Thursday, June 7, 2012

The narrative voice


 “Do you” one of your students asked you, “have any suggestions for not thinking while we are busy getting down the first draft?”

This being the last class of the quarter, you were yanked up erect in your seat, delivering lines fast, aware of the need for more time—always more time, always one more draft.  What a simple, straightforward question.  How pleased you were to hear it asked, how caught in the realization that you should have prepared for this some weeks back.

The answer for you is that you listen to and trust implicitly your narrative voice.  But how can you tell that to a student who is in her early twenties?

The answer involves another of your favorite words.  Risk.  Risk telling her.  All right then, you turn off thinking and listen entirely to your narrative voice.  If there are distractions or the narrative voice fades, you go back to the point in the text where you heard it in clear perspective, then begin reading closely until the words begin to come to you.

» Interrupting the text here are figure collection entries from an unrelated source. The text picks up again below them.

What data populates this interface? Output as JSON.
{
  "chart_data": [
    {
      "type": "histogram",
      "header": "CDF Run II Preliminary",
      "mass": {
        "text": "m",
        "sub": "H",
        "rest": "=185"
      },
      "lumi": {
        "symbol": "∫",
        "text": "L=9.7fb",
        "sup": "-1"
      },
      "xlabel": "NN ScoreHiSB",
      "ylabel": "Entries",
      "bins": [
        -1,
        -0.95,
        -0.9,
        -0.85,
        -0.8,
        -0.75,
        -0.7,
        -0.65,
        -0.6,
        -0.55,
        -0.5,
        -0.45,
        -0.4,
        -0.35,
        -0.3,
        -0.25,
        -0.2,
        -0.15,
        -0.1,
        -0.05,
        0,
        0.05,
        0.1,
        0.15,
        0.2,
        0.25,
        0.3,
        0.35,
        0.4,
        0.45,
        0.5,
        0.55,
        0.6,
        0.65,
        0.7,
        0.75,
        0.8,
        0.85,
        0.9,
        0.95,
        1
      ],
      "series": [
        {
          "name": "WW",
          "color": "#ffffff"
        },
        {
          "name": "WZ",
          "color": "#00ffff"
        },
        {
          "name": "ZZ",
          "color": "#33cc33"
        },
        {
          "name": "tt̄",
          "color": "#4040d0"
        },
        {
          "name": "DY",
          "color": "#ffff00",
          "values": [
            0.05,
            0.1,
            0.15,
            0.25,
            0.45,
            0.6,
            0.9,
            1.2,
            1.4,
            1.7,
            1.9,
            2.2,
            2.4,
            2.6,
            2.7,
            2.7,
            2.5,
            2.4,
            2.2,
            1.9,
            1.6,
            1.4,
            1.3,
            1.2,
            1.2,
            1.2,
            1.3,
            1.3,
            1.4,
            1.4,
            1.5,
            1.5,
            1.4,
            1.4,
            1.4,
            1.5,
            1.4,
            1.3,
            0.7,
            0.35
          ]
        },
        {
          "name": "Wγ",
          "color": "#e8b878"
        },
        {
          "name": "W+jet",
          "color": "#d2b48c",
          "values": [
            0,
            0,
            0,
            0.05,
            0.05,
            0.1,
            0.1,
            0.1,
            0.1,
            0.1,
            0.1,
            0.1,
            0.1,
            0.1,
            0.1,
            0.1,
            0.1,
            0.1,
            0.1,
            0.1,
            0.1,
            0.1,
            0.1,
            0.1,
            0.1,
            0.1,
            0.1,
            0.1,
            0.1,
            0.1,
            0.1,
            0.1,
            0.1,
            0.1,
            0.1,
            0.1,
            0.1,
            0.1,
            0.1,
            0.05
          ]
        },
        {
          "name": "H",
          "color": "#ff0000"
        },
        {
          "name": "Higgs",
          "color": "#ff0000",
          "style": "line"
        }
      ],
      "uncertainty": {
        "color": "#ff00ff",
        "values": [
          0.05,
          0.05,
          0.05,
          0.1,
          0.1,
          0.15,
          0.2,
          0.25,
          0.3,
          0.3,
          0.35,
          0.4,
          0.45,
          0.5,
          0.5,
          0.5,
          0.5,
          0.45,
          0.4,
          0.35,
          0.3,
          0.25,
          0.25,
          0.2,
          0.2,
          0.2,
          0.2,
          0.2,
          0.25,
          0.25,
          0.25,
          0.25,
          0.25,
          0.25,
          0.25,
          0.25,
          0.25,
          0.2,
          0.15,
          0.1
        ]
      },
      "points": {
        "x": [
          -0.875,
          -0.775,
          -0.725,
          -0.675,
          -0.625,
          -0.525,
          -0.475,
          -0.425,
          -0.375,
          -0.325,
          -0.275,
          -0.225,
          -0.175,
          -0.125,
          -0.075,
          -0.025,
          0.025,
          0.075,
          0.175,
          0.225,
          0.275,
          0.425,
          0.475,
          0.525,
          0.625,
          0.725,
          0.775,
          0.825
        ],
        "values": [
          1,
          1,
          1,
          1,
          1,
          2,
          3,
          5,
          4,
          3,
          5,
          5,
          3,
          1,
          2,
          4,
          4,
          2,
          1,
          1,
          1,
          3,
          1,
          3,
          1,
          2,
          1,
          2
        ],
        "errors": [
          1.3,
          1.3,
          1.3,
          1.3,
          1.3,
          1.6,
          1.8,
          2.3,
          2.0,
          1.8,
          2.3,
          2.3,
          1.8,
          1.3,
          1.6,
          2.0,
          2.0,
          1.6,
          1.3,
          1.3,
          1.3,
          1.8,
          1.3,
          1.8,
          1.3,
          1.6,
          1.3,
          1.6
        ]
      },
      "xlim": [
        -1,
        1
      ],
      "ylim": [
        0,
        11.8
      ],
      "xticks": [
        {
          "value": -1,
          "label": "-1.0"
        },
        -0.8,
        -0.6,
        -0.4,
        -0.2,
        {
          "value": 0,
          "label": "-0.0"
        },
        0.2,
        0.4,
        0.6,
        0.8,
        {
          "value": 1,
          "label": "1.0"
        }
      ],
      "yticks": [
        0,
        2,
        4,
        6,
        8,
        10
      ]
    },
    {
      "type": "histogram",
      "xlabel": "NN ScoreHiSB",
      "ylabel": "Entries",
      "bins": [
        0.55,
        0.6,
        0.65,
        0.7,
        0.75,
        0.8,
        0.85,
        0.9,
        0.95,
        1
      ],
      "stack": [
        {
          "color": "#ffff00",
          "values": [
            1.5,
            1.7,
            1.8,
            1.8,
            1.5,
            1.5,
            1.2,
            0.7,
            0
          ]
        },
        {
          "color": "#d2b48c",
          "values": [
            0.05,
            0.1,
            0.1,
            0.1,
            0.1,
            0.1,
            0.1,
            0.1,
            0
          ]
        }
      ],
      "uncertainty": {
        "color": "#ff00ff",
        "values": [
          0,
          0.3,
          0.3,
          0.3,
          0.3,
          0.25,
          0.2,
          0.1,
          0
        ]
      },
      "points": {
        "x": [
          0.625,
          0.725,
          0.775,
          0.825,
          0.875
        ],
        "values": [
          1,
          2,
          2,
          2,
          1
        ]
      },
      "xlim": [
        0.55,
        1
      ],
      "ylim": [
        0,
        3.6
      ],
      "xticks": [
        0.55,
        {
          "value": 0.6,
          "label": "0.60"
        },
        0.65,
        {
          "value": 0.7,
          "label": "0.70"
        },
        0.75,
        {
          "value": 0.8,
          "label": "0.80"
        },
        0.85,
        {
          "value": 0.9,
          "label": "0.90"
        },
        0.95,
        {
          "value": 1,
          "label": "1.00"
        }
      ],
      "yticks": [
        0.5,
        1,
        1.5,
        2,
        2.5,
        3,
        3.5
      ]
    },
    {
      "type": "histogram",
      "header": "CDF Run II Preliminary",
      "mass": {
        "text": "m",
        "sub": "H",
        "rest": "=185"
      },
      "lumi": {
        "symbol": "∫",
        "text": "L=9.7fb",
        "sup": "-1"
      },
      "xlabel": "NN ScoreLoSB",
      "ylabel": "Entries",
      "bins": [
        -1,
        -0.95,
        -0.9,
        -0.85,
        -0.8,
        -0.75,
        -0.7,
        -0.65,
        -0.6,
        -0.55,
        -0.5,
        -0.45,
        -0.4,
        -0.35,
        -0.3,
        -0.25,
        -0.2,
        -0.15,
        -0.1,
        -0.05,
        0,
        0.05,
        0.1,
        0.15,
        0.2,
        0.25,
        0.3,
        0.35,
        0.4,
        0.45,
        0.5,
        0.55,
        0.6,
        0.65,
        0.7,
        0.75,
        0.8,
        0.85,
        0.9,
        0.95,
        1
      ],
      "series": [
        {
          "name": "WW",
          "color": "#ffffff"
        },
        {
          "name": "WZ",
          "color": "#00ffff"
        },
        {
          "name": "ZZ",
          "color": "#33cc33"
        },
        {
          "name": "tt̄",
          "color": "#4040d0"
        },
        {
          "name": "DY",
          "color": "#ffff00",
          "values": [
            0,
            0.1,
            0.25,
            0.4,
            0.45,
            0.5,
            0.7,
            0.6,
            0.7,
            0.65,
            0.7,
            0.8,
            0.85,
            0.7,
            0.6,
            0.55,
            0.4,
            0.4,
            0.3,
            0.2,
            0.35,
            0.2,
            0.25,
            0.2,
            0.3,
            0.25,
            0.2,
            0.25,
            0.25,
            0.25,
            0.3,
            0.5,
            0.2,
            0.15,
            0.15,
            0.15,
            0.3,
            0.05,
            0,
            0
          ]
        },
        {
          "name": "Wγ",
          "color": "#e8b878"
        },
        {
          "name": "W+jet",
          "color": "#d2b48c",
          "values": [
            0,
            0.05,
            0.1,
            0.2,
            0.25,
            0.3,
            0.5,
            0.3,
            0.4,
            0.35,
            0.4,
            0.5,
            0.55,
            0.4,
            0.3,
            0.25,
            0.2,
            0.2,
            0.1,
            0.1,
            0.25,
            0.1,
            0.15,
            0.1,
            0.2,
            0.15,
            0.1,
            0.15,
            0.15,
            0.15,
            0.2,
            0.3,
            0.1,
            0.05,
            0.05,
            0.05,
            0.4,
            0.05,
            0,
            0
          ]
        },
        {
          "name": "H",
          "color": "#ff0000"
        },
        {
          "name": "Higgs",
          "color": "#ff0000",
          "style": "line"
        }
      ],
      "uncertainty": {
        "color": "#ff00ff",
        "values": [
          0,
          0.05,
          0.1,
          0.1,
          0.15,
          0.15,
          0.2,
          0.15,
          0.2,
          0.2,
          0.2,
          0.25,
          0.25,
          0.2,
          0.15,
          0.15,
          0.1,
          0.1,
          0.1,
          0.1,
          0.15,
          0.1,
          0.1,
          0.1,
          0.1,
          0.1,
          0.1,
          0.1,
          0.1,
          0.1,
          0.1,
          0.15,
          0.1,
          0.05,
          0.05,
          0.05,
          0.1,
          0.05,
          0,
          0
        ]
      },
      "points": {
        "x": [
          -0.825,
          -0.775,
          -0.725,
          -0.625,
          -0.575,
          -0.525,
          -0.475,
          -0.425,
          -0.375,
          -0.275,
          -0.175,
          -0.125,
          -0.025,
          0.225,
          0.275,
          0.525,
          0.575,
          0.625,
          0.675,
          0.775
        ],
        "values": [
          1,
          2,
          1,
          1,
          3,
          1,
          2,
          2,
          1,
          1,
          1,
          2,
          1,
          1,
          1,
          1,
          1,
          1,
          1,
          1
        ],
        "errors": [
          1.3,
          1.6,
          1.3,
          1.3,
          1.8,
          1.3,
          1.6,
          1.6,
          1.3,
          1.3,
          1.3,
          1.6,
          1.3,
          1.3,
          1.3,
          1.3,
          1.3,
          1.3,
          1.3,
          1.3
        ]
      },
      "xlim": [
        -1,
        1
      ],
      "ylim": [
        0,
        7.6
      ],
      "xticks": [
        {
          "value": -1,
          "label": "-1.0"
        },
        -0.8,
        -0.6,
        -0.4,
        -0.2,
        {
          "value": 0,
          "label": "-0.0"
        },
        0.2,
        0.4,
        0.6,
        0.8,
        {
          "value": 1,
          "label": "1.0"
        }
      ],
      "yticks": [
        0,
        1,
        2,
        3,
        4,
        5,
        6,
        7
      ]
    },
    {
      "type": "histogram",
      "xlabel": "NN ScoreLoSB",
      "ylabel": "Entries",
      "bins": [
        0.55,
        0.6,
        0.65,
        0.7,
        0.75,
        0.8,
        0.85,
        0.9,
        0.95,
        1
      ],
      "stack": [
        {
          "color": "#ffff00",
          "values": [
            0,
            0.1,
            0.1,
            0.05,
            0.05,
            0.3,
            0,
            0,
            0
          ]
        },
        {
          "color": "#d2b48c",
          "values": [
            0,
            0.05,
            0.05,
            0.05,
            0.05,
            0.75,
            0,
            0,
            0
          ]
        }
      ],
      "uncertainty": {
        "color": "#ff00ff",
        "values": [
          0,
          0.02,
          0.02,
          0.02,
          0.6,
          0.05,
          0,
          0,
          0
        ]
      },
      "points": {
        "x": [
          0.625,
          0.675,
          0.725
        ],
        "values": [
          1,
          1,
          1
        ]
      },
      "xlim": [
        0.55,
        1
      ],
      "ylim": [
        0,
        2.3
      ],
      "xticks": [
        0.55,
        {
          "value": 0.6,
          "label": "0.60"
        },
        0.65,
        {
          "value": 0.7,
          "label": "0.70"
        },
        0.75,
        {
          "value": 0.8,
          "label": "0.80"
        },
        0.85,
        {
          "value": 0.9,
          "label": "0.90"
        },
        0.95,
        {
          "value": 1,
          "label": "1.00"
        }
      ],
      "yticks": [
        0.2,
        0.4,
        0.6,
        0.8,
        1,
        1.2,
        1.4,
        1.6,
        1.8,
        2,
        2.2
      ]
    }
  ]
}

How long did it take you to become aware of your narrative voice, one of the students asks?

Not relevant, you tell her.  You wouldn’t be here in this class about narrative voice if you weren’t already aware you had one.

Fancy footwork, you feel them thinking.  Dug yourself out of that one.

No, wait, one of them says.  He trusts us.

Why should I not, you ask?

See.  He does, he trusts us to have a narrative voice.

Now, you move in, ever the anarchist.  How many of your instructors trust you?

Not relevant to this class and this discussion, one of them says.  She is either furiously scribbling notes on her MacBook Pro or IM’ing her boyfriend, wherever he might be.

These are fraught moments of connection and collision.  Here you are, telling them to trust their narrative voice, while you were well into your forties before you gave your own narrative voice much thought.  For the longest time, you conflated voice and style.  Worse yet, you valued style over voice.

The more you listen to it, the more clear and convincing it will sound, giving it the confidence to try things on you that you might not take to, were they to come with the slightest hint of stutter or misgiving.

All the tools in your toolkit got there in the first place because your own narrative voice worked with them on one of your projects.  Thus you both got some skinned knuckles and some pretty smooth movements.

You need to trust your narrative voice; your narrative voice has to slip in those wild-ass ideas you’d not have dared to use all the while wondering when you were going to come up with something out on the edges of wild-assery.

It is symbiosis on counts, you with your own narrative voice and you with your students.

Now that you think about it, you were just getting into teaching when you began to listen to your narrative voice.